Maroc-Espagne : Touche pas à mes agriculteurs !
Plutôt sans merci la guerre qui se poursuit autour de l’accord agricole Maroc-Union européenne. Le lobby agricole espagnol ne cesse de revenir à la charge avec, à chaque fois, un argument peu plausible, mais pas mal déstabilisant. La commission agricole du Parlement Européen vient de rejeter l’accord agricole Maroc-UE.
Incompatibilité des produits agricoles en provenance du Maroc avec les normes sanitaires de sécurité alimentaire et la protection de l’environnement en vigueur dans l’UE. C’est l’argument avancé par la Commission de l’Agriculture du Parlement européen (PE) et qui serait à l’origine du rejet de l’accord agricole présenté par le Maroc le 13 décembre 2010.
« Irrecevable ! », proteste vigoureusement Jawad Kerdoudi, Président de l’Institut Marocain des Relations Internationales (IMRI). Le Maroc est exportateur des fruits et légumes vers l’Europe depuis plusieurs décennies. Il a, de ce fait, mis en place un Organisme public de contrôle des produits agricoles, dûment agréé par la Commission européenne.
Le statut avancé, c’est pour quand ?
Il paraît également que la Maroc mène une politique de dumping pour faire concurrence déloyale à l’agriculture européenne. Lorsqu’on sait que la part du marché des fruits et légumes en provenance du Maroc ne représente que 2,5% des importations totales agricoles extracommunautaires dans l’Union Européenne, on se demande ce que ça serait sans dumping.

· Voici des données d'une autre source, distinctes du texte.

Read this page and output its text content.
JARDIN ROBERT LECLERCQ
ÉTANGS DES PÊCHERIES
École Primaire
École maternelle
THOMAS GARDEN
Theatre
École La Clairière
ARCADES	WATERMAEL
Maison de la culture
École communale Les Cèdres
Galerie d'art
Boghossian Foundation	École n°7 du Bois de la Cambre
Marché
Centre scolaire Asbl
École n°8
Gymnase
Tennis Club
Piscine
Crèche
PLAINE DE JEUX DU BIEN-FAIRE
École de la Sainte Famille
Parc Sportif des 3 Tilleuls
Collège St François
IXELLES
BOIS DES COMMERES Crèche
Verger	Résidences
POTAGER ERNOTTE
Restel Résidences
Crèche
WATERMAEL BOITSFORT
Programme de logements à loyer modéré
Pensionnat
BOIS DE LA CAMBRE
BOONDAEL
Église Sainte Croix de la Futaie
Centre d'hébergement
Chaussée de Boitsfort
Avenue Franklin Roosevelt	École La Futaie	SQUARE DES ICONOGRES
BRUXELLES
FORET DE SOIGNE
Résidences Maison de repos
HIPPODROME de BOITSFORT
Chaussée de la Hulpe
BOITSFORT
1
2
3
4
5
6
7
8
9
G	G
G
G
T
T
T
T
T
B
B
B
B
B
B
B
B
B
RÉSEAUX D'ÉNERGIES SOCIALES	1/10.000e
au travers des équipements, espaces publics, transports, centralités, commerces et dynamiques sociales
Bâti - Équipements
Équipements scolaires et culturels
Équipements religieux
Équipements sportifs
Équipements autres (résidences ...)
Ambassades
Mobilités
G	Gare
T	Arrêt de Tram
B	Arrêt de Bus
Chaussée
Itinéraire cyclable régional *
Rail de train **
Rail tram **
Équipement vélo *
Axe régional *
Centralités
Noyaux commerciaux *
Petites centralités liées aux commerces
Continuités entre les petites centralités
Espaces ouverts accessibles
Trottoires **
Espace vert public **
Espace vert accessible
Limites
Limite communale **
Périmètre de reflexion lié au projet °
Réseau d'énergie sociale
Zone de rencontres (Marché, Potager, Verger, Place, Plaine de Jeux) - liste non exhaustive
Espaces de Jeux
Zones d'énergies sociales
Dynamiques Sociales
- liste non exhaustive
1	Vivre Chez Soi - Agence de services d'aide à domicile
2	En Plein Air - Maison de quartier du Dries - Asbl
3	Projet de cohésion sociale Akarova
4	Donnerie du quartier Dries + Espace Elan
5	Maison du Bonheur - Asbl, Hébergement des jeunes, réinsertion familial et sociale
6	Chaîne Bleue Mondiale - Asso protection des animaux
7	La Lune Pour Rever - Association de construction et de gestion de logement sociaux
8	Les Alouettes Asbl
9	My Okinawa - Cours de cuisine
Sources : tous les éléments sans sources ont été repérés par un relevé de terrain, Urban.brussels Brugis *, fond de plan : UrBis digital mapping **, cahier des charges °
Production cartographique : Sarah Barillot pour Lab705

De plus, le Ministre de l’Agriculture et de la Pêche Maritime, Aziz Akhannouch, précise que la production marocaine est complémentaire à celle européenne en matière de volume, de calibrage et de calendrier. Ce qui ne devrait en rien menacer les intérêts de l’UE. Du moins, pas « toute » l’Union Européenne.
Alors, des médias espagnols vont jusqu’à évoquer la question du Sahara comme motif pour le gel du processus d’approbation de l’accord agricole par le Parlement Européen !
Tous les moyens sont bons pour empêcher le Maroc de bénéficier réellement du fameux statut avancé auprès de l’Europe, dont il « jouit » depuis 3 ans déjà et qui se trouve bloqué par un arsenal de mesures rédhibitoires à chaque fois que la crise semble poindre à l’autre rive.
Puissant lobbying agricole
Selon des observateurs de la place, le partenariat Maroc/Union européenne est un peu trop dépendant du bon gré des lobbies agricoles. En raison de fortes pressions de ces lobbies, particulièrement espagnols, l’UE a toujours été réticente à l’entrée massive des fruits et légumes marocains, imposant aux producteurs/exportateurs marocains, des contraintes de prix, de calendrier et de contingent.
Cela n’empêche que le lobby espagnol a échoué à freiner les importations de certains produits marocains en mars dernier. A ce titre, une phrase prononcée par John Clarke, Directeur des Affaires Internationales de la Direction générale de l’Agriculture de la Commission Européenne (CE), disant que «la tomate marocaine est plus sûre que l’espagnole», avait soulevé un tollé parmi les légumistes espagnols.
Les eurodéputés espagnols se sont alors fait appuyer dans leurs revendications par leurs collègues du Portugal, d’Italie et de l’Autriche. Ils ont de ce fait réussi à voter à 24 contre 14 pour le rejet de l’accord en question.
La bataille perdue mais pas la guerre…
La décision qui devrait être ratifiée en octobre prochain au sein du PE fait déjà des dégâts, au Maroc comme en Espagne. Le Parti Socialiste paie le prix fort de son engagement en faveur de l’accord agricole Maroc-Union Européenne.
Derrière cet acharnement, le Parti populaire espagnol qui a choisi de porter la voix des associations espagnoles de producteurs de fruits et légumes, irritées de voir un concurrent prendre une petite part supplémentaire du marché européen. Le PPE accuse le PSOE de préserver la cordialité des rapports avec le Maroc au détriment du bien être des agriculteurs espagnols.
De son côté, le Maroc ne compte pas rester spectateur de son exclusion et de sa privation des avantages du statut avancé. Plusieurs médias européens ont d’ailleurs retenu le danger à peine voilé dans la question de M. Akhannouch : « Voulez-vous que 80.000 travailleurs marocains se retrouvent de l’autre côté de la Méditerranée? ».
Reste à voir si le Maroc est assez bon lobbyiste pour regagner la confiance de l’UE d’ici octobre prochain.